Ce n’est pas uniquement avec la redistribution - qui est le seul outil que proposent en fait les socialistes libéraux, se distinguant à peine des libéraux sociaux - que l’on détiendra les moyens de résorber un peu mieux inégalités et injustices , ni de maintenir la machine économique en état suffisant pour répondre aux besoins d’emplois et de services publics ; de plus, la redistribution seule heurte de front la mécanique libérale en contrariant l’incitation à investir des riches et en augmentant les coûts ; elle ne peut donc qu’enrayer le processus libéral et donc échouer en donnant raison aux libéraux purs et aux adversaires des efforts sociaux. Rallier sur de telles bases des centristes de progrès ne doit pas être plus difficile que d’y rallier des socialistes libéraux, et c’est la condition du support par les autres gauches, voire par une part de l’électorat "souverainiste" de droite auquel le Président de la république a beaucoup annoncé en matière de protection économique mais guère apporté.

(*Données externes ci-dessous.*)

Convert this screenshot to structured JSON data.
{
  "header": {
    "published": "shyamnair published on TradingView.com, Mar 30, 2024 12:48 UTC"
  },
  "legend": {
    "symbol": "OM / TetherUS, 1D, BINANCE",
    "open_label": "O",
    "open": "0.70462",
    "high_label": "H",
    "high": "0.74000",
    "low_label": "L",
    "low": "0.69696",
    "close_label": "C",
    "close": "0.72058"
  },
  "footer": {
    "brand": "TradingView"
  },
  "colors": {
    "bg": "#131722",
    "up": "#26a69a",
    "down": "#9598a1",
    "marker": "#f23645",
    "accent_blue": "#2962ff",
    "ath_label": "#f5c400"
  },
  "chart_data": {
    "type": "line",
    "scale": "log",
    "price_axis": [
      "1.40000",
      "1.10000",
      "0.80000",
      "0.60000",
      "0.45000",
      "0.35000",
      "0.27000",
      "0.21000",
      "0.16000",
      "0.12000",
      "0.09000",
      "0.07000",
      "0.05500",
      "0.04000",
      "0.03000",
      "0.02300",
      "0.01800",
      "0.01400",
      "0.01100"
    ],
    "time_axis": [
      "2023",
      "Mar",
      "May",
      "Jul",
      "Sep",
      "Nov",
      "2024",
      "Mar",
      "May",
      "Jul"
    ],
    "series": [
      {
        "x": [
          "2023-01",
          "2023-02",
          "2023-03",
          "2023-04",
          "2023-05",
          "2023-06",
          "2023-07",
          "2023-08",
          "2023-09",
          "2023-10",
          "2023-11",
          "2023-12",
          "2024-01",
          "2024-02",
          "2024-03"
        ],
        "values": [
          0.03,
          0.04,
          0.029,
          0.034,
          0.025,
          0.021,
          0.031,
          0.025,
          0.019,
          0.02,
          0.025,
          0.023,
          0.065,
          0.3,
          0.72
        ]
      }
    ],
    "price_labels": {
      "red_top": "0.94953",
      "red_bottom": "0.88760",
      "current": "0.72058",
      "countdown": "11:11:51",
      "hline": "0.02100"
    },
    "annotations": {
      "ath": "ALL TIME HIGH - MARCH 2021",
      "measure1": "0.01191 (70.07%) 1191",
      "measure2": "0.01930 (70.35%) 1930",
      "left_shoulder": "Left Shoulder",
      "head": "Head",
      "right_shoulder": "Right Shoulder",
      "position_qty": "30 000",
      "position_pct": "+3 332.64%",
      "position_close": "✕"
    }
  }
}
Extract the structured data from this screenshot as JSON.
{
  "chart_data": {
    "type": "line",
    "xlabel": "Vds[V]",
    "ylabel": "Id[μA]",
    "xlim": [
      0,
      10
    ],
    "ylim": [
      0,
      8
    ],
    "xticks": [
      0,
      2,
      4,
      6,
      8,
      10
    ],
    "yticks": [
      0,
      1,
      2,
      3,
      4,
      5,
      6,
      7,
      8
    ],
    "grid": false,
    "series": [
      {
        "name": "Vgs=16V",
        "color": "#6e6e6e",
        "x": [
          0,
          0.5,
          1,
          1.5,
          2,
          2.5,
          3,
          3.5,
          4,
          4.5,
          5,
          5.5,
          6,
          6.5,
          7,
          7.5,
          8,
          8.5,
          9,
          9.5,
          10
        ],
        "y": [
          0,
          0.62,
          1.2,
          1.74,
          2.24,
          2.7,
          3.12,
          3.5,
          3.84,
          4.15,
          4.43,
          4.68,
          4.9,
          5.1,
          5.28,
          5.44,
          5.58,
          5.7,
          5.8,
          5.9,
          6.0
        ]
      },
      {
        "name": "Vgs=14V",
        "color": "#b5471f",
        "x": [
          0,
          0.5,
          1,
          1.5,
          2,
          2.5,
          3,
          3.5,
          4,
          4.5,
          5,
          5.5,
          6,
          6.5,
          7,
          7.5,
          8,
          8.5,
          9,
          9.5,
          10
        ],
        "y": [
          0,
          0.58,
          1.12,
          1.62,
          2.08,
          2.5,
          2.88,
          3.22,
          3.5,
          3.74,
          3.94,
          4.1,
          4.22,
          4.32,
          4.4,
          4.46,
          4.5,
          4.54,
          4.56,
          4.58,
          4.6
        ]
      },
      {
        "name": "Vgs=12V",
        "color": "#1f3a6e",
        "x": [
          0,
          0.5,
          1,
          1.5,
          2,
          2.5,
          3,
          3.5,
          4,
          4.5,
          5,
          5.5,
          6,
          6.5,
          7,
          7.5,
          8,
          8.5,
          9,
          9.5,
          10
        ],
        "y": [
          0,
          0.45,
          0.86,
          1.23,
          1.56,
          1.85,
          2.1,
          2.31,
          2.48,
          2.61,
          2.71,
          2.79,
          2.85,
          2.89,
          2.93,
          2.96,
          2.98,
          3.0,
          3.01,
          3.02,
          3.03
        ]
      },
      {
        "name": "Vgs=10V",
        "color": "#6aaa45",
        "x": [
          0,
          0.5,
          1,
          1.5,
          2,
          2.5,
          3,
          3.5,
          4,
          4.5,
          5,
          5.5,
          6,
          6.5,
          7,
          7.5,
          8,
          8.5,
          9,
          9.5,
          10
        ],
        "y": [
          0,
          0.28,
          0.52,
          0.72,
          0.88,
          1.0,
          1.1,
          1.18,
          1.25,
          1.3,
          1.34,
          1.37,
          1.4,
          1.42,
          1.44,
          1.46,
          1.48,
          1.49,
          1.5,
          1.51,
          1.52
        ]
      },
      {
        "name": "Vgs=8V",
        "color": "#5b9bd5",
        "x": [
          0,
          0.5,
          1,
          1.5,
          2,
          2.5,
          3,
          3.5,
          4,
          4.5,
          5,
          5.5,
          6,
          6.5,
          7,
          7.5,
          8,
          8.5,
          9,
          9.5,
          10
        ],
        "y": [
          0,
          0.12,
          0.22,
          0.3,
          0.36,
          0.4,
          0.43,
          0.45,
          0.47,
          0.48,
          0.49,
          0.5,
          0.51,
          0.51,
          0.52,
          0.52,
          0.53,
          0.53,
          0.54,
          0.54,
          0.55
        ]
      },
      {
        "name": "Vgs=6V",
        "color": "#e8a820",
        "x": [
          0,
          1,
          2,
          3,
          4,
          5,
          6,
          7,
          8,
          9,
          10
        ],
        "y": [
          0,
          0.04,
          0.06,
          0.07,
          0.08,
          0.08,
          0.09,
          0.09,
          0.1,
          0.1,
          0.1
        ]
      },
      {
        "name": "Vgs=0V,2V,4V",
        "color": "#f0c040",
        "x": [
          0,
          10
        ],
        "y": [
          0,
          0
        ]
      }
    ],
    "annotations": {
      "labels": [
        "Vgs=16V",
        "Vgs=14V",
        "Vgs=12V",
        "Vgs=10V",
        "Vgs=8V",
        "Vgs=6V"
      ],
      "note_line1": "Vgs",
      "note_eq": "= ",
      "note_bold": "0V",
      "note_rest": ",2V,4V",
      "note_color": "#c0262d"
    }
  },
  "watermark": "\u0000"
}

Ce portrait robot d’un(e) bon(ne) candidat(e) présidentiel(le) doit inclure la fermeté à l’encontre de toutes les dérives et complaisances de la part abusivement permissive de la société contemporaine. Ceci inclut évidemment la lutte contre les crimes, délits et incivilités, assortie de l’exigence de probité de la part des détenteurs de moyens d’ordre public et de la dotation nécessaire à la dignité de l’administration de la justice et de l’administration pénitentiaire. Importantes dépenses budgétaires qui ne sont possibles qu’avec une meilleure équitable fiscalité et avec une économie suffisamment protégée pour permettre une croissance nationale offrant une base solide aux prélèvements publics. La fermeté contre dérives et complaisances c’est aussi l’instauration, le respect et le paiement des protections contre la dégradation de l’environnement, autrement que par une taxe sur les dépenses d’énergie des consommateurs français lorsque le monde entier en est dispensé et fait librement entrer ses produits ayant pollué la planète dans nos circuits d’importation et de distribution. L’écologie doit d’abord être une police aux frontières comme en interne, et parallèlement une innovation en faveur des activités de substitut aux activités et moyens polluants.

Je ne pense pas que ces trois points du portrait robot - même s’ils s’inscrivent sur une ligne de crête d’un volontarisme passant par une porte étroite entre la caricature de mesures de gauche par la droite, et la soumission de la gauche à ce que le libéralisme libre échangiste mondial veut faire passer pour inéluctable - ne puissent être réunis par plusieurs personnalités de qualité et pouvant venir de sensibilités différentes. Mais de plus, une vraie difficile plate-forme à concevoir, comme à faire approuver par les citoyens, concerne la politique de l’immigration. C’est une pierre de touche entre droite et gauche classiques ; c’est une pierre de touche entre générosité et égoïsme, c’est une pierre de touche entre bonne mondialisation (celle qui accueille les hommes) et mauvaise mondialisation (celle qui ne voudrait accueillir que marchandises et services à bas prix). Il faut penser qu’une économie raisonnablement protégée contre les seconds favorisera une société plus tolérante pour les premiers. C’est l’un des grands chantiers d’éducation populaire auxquels un homme ou une femme voulant répondre au portrait robot devra savoir se consacrer aussi.